In the same way, consciousness may not arise in the measurable firing of neurons alone, but in the unseen interval between mechanisms, in the quiet gap where explanation gives way to experience. Transformation, whether in matter or mind, does not happen along the visible trajectory; it happens in the unseen space that science can point to, but not yet enter that activity.
Meditation as the path to absolute intelligence
Meditation invites us into that unseen space. Meditation does not give us consciousness. It removes what obscures it. Between one thought and the next, there is a pause. In that pause, there is no problem to solve, no identity to defend, no past to fix. Meditation has been shown to reduce activity in habitual mental loops and to support greater emotional balance, clarity, and presence. Long-term practitioners consistently report a felt sense of spaciousness and ease, alongside measurable changes in stress hormones, attention, and emotional regulation.
Studies of meditation consistently show that when the mind settles, neural activity becomes more coherent and efficient.

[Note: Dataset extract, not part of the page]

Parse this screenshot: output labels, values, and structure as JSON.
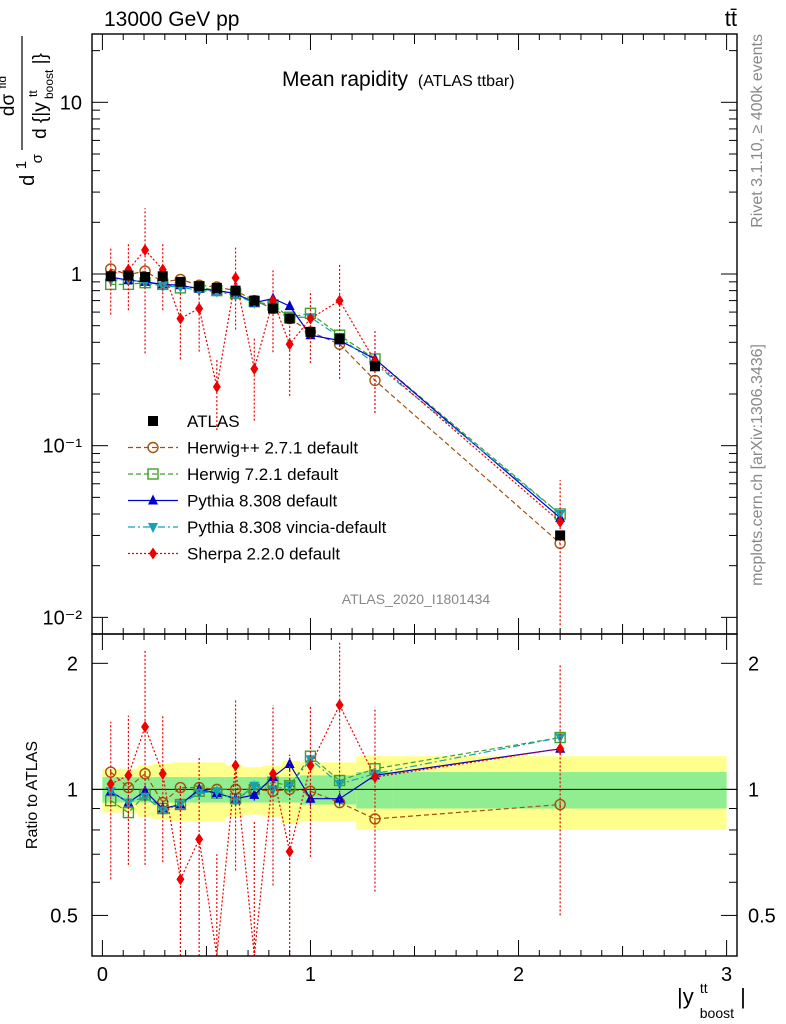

A Scientific American article argues that meditation research is entering a new “third wave” focused not just on stress reduction but on deep meditative states that can transform the brain and subjective experience. The authors describe how extended practice can lead to altered states of consciousness, including diminished self-referential thinking and even temporary suspension of ordinary self-awareness, with potential implications for mental health, well-being, and our understanding of what it means to be human.
Consciousness as the ground we share
Cultures and eras have pointed to a common realization that consciousness is the ground from which everything arises and to which everything returns. Thoughts arise within it and dissolve. Lives unfold within it and conclude. Even moments of great upheaval appear within this larger field of awareness.
The Center for Absolute Intelligence arrives at a time when we are fascinated by artificial intelligence and external power. Its deeper message is a quiet counterpoint that most transformative intelligence is already here. In the silence beneath thought, in the emptiness where transformation occurs, consciousness is from where all intelligence emerges.
Meditation does not create this absolute intelligence. It reveals it.